Quanto a mandar uma carta pelo correio, era impossível. Por um processo que nem mesmo era secreto, todas as cartas eram abertas em trânsito. (...) quando ocasionalmente havia necessidade de se mandar uma comunicação, existiam cartões postais impressos com longas listas de frases, e o cidadão riscava as que não se aplicavam. (pp. 107 e 108) A vida não é observada apenas no trânsito e no registro das informações. As manifestações físicas são alvo de vigilância contínua. Garante-se, dessa forma, a supressão dos atos potenciais do sujeito: “Nada do que ele faz é indiferente. Suas amizades, seus divertimentos, sua conduta em relação à esposa e aos filhos, a expressão de seu rosto quando está só, as palavras que murmura no sono, e até os movimentos característicos do seu corpo, é tudo ciosamente analisado” (pp. 202-203). Essa vigilância envolve qualquer manifestação visível que pareça dar a ideia de que alguém está pensando:

Era terrivelmente perigoso deixar os pensamentos vaguearem num lugar público, ou no campo de visão duma teletela. A menor coisa poderia denunciá-lo. Um tique nervoso, um olhar inconsciente de ansiedade, o hábito de falar sozinho – tudo que sugerisse anormalidade, ou algo de oculto. (p. 63)

As teletelas são as definidoras do próprio modo de agir dos membros do Partido. O sistema nervoso deve ser controlado, deve ser domesticado caso não se queira correr o risco de ter ideias próprias. Como relata Winston: “Manter o rosto sem expressão não era difícil, e com esforço se podia até controlar a respiração: mas não era possível controlar o bater do coração, e a teletela, era bastante sensível para captá-lo” (p. 80). O ideal é ter, de fato, um real olhar bovino, uma vida sem indagações e sem dúvidas capazes de gerar uma expressão facial traidora. O ideal é ter transformado o duplipensar em modo de vida, em natureza.

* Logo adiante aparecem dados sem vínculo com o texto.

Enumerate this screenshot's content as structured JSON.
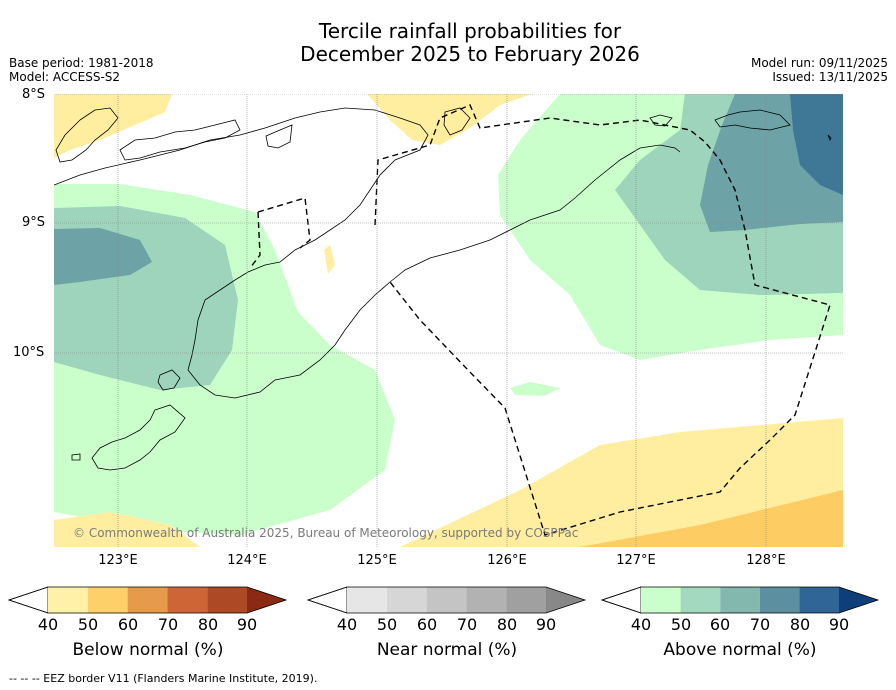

Outro risco diz respeito a uma conduta que pareça associal: “era sempre ligeiramente perigoso fazer qualquer coisa que sugerisse o gosto pela solidão, mesmo que fosse apenas passear sozinho. Em Novilíngua havia uma palavra para isso: proprivida, e significava individualismo e excentricidade” (p. 83). A normalidade ideal é a que em nenhum segundo mostre a humanidade instintiva de cada um.

O mecanismo de punição e controle em 1984 tem menos relação com o ato em si. A verdadeira intenção do poder é conseguir criar um sistema que previna e elimine a dissidência, mesmo que ela esteja longe de ser comprovada. O fato vale pouco, a mera possibilidade deve ser banida:

Pensamentos e atos que, descobertos, resultariam em morte certa, não são formalmente proibidos, e os intermináveis expurgos, prisões, torturas, detenções e vaporização não são infligidos como castigo por crimes realmente cometidos, mas são apenas a liquidação de pessoas que poderiam talvez cometer um crime no futuro. (p. 203)

A teletela é a encarnação tecnológica do Grande Irmão capaz de levar a verdade, disciplinar corpos e mentes, vigiar e monitorar e, principalmente, moldar a vida. Usando um termo de Foucault, a teletela consegue “docilizar” o indivíduo e tornar a governabilidade possível em seus aspectos mais íntimos.

O conteúdo, em si, não parece ser capaz de convencer ou persuadir a todos de forma profunda. Mesmo que Winston possa não ser um cidadão completamente igual aos demais e até seja menos conformado, há poucas evidências de que por trás do olhar dos demais membros do Partido não haja o

mesmo turbilhão de dúvidas e memórias incompatíveis com o regime. Estão, como na maior parte do tempo na vida de Winston, silenciados e controlados. A propaganda das teletelas só é absolutamente eficiente quando o sujeito perdeu completamente a humanidade, quando perdeu a esperança e a alma, quando ficou oco.